Honest Opinion - To raise this defence, you need to satisfy a three part test. The statement has to be an opinion, not an assertion of fact; you need to refer to the facts that caused you to form that opinion; although that only has to be in general terms, you don’t need chapter and verse; and the opinion has to be one that an honest person could come to if they knew the same facts. It doesn’t matter if someone else might have come to a different conclusion.

The opinion has to be genuinely yours, though. The defence fails if you don’t actually think that; even if someone else reasonably could.


Publication on a matter of public interest - This is perhaps the most useful defence for activists because it protects you not just in relation to opinion, but also when you make an assertion of fact.

To qualify, the statement must have been made in relation to a matter of public interest; and you must have reasonably believed it was in the public interest to have made the statement.

The courts look at all the circumstances and context when considering whether you were reasonable; and the reasonableness of your belief is assessed by an objective standard; but the law gives wide scope to what may be reasonable. Basically, courts regard just about any action as reasonable unless no reasonable person would have done it; and it doesn’t matter if most people wouldn’t have, so long as someone else might have.

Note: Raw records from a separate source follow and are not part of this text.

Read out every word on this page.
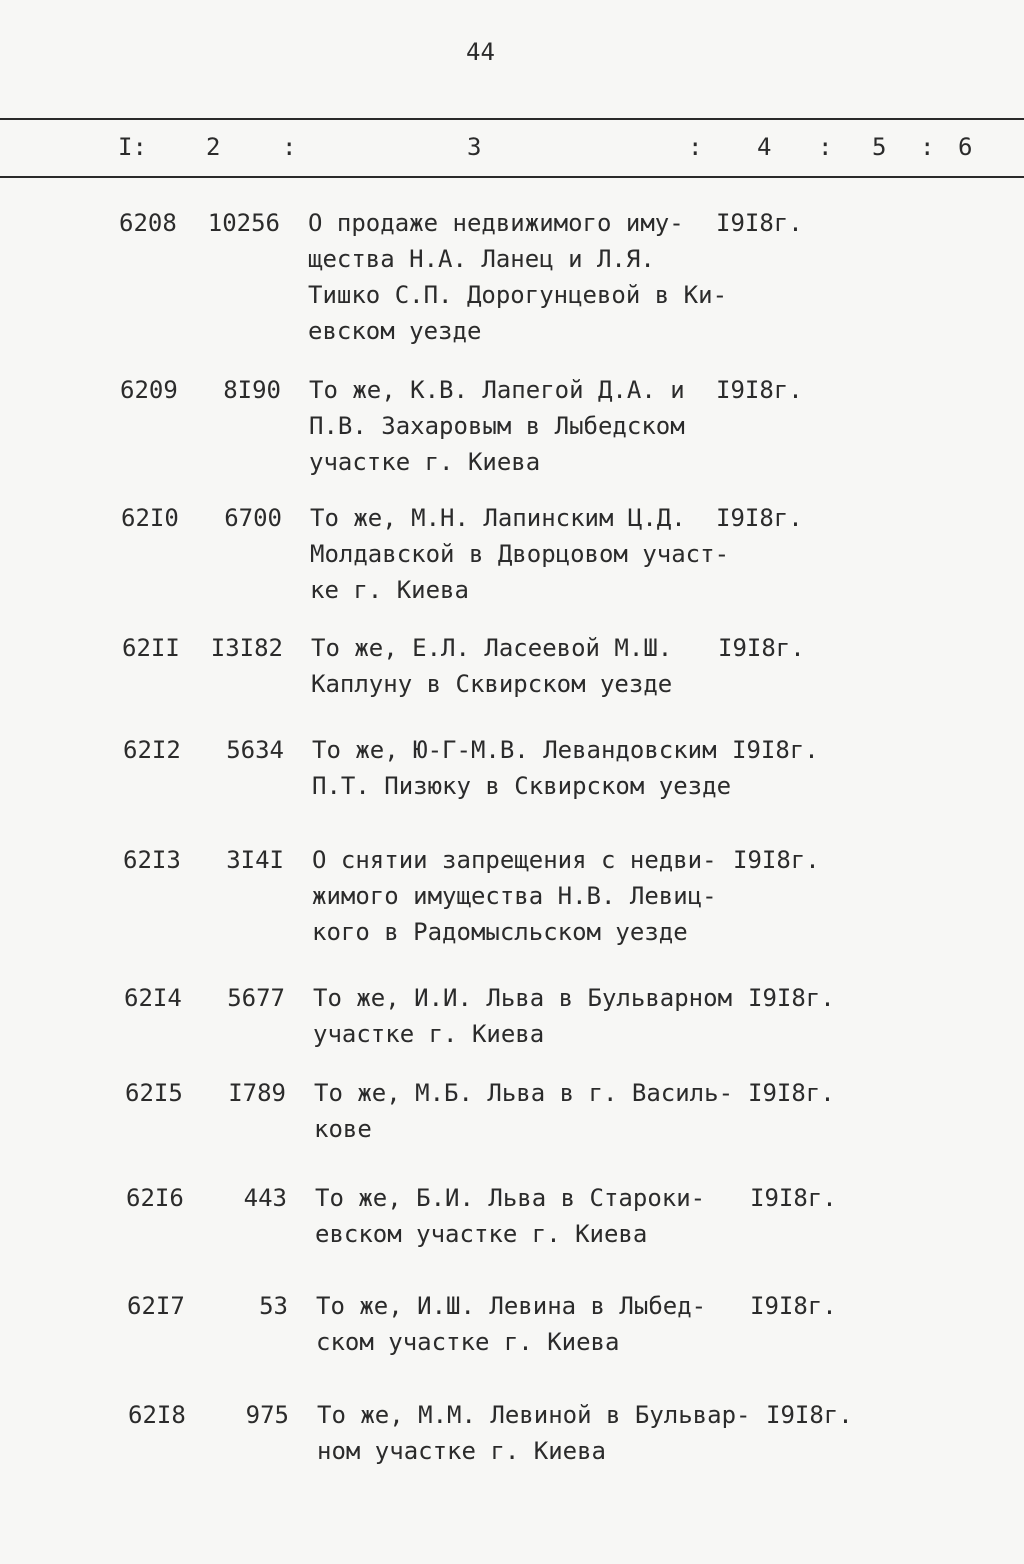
44
I: 2	:	3	: 4 : 5 : 6
6208	10256 О продаже недвижимого иму-
щества Н.А. Ланец и Л.Я.
Тишко С.П. Дорогунцевой в Ки-
евском уезде
I9I8г.
6209	8I90 То же, К.В. Лапегой Д.А. и
П.В. Захаровым в Лыбедском
участке г. Киева
I9I8г.
62I0	6700 То же, М.Н. Лапинским Ц.Д.
Молдавской в Дворцовом участ-
ке г. Киева
I9I8г.
62II	I3I82 То же, Е.Л. Ласеевой М.Ш.
Каплуну в Сквирском уезде
I9I8г.
62I2	5634 То же, Ю-Г-М.В. Левандовским
П.Т. Пизюку в Сквирском уезде
I9I8г.
62I3	3I4I О снятии запрещения с недви-
жимого имущества Н.В. Левиц-
кого в Радомысльском уезде
I9I8г.
62I4	5677 То же, И.И. Льва в Бульварном
участке г. Киева
I9I8г.
62I5	I789 То же, М.Б. Льва в г. Василь-
кове
I9I8г.
62I6	443 То же, Б.И. Льва в Староки-
евском участке г. Киева
I9I8г.
62I7	53 То же, И.Ш. Левина в Лыбед-
ском участке г. Киева
I9I8г.
62I8	975 То же, М.М. Левиной в Бульвар-
ном участке г. Киева
I9I8г.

Of particular relevance to activism is that, if you’re commenting on legal proceeds that you’re a party to, you can pretty much say what you want without even considering whether it might be true; and courts are expressly forbidden from taking that into account when deciding if it was reasonable.

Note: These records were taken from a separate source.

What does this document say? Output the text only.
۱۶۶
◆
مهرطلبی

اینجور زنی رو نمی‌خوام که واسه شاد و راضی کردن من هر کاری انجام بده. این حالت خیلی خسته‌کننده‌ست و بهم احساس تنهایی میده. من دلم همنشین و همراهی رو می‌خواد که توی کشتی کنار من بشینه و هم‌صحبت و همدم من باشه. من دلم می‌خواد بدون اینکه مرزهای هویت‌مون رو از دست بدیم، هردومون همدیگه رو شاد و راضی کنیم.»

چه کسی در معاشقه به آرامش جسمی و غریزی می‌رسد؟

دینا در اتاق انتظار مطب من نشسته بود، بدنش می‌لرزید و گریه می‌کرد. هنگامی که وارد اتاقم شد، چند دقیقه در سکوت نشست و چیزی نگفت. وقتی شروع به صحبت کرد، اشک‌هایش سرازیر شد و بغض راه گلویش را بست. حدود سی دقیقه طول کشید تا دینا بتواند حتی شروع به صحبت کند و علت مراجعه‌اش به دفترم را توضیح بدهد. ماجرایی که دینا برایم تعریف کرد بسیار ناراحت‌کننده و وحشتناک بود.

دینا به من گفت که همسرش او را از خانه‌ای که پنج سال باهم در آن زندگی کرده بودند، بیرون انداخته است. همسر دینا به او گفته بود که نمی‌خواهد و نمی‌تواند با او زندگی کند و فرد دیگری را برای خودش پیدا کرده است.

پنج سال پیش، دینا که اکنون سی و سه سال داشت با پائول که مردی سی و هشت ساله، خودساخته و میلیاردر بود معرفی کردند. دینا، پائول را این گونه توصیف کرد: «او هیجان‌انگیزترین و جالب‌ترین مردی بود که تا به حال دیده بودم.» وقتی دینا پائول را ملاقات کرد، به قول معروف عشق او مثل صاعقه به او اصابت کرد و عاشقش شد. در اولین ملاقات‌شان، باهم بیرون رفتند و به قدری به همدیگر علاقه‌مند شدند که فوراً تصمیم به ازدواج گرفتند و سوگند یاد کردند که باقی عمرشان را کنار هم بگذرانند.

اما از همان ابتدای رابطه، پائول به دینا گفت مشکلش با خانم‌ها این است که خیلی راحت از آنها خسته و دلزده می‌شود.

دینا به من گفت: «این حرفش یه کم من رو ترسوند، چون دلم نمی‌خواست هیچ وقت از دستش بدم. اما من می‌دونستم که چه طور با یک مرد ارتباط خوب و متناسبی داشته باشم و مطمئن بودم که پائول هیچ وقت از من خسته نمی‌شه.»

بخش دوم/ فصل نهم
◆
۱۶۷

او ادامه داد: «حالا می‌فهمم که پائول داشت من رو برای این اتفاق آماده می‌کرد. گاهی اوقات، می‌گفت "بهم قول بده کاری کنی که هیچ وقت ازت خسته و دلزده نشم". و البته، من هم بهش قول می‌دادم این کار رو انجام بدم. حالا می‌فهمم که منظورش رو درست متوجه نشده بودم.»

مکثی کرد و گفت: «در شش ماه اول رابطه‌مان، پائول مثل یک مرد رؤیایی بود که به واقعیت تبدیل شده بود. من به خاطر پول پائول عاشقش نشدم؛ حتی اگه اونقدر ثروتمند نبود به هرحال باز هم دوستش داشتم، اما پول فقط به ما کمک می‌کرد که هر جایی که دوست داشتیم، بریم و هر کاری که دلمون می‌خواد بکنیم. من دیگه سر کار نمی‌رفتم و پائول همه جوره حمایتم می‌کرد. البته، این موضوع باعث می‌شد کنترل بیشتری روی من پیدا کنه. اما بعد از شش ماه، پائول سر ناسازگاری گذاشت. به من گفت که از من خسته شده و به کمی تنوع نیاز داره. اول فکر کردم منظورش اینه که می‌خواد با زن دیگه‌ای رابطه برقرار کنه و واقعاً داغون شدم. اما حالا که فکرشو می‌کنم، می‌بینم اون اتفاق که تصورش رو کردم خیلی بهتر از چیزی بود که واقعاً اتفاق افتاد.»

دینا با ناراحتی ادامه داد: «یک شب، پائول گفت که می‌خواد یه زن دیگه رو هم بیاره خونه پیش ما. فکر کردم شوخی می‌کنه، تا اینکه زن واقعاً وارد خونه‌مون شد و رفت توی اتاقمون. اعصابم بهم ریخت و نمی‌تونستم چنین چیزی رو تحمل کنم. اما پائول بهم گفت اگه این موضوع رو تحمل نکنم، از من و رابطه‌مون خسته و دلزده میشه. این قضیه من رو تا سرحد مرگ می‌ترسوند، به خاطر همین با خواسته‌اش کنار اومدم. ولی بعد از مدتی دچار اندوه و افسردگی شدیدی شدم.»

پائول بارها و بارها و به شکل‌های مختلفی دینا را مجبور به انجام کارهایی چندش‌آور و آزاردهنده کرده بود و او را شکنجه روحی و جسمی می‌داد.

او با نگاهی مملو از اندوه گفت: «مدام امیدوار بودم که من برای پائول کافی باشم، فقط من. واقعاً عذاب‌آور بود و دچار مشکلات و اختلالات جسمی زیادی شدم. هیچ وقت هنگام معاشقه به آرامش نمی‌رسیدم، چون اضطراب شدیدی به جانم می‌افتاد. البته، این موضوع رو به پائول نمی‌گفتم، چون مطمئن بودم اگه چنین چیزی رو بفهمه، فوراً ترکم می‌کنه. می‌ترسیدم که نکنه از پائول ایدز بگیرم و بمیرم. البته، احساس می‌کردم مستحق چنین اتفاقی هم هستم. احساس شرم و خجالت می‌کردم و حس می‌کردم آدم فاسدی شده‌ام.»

The courts are also slow to interfere with editorial decisions about what is in the public interest.


Operators of websites - The details of this defence are beyond the scope of this post but at its simplest: you’re not liable for what someone else posted on your site unless you’d been told about it and did nothing.


Peer reviewed statements - This protects both authors of journal articles, and anyone who quotes them.

To qualify, the statement must relate to a matter of scientific or academic interest; and have been reviewed by either the editor or one or more experts on the subject.


Reports protected by privilege - So long as your report is a “fair and accurate” representation of what was said, you can refer to anything that arose in any legislature, court, or tribunal anywhere in the world.

Of possible utility to activists, this also applies to reports about any “international conference”.


The requirement for serious harm

A major recent change in defamation laws is that now Claimants must show that they have suffered serious harm; and where that’s a commercial organisation, harm means serious financial loss; or at least the real likelihood of that happening.

Also, courts are a lot more willing to prevent a claim from going forward when the number of people who became aware of the statement was small; or any audience wouldn’t have been that interested anyway.

As one judge put it: “In the old days we provided the pitch and the referee and let the parties play on it any game they wanted. Those days are gone.”.

So, the mere fact someone has a good defamation case doesn’t mean the court will allow it to proceed if at the end of the day no one really cares.


Time limits for defamation actions

If someone wants to sue for defamation they must bring the claim within twelve months of the statement being made; and time starts running from the first time it was made; the clock doesn’t restart just because the statement is repeated.


Conclusion

So, that’s defamation in a nutshell. In a future post, we can look at some of the procedural aspects, should anyone actually bring a claim. Hopefully however, with the above, you’ll feel comfortable fending off any attempts to silence or intimidate you.

If you’re unsure how to respond to a groundless threat of defamation proceedings, just copy what defamation lawyers do and say “We refer you to the reply in Arkell -v- Pressdram”.

That was a case in which someone threatened defamation proceedings against a magazine, and said the amount of damages sought would depend on the magazine’s response.

The magazine’s response was “F**k off”.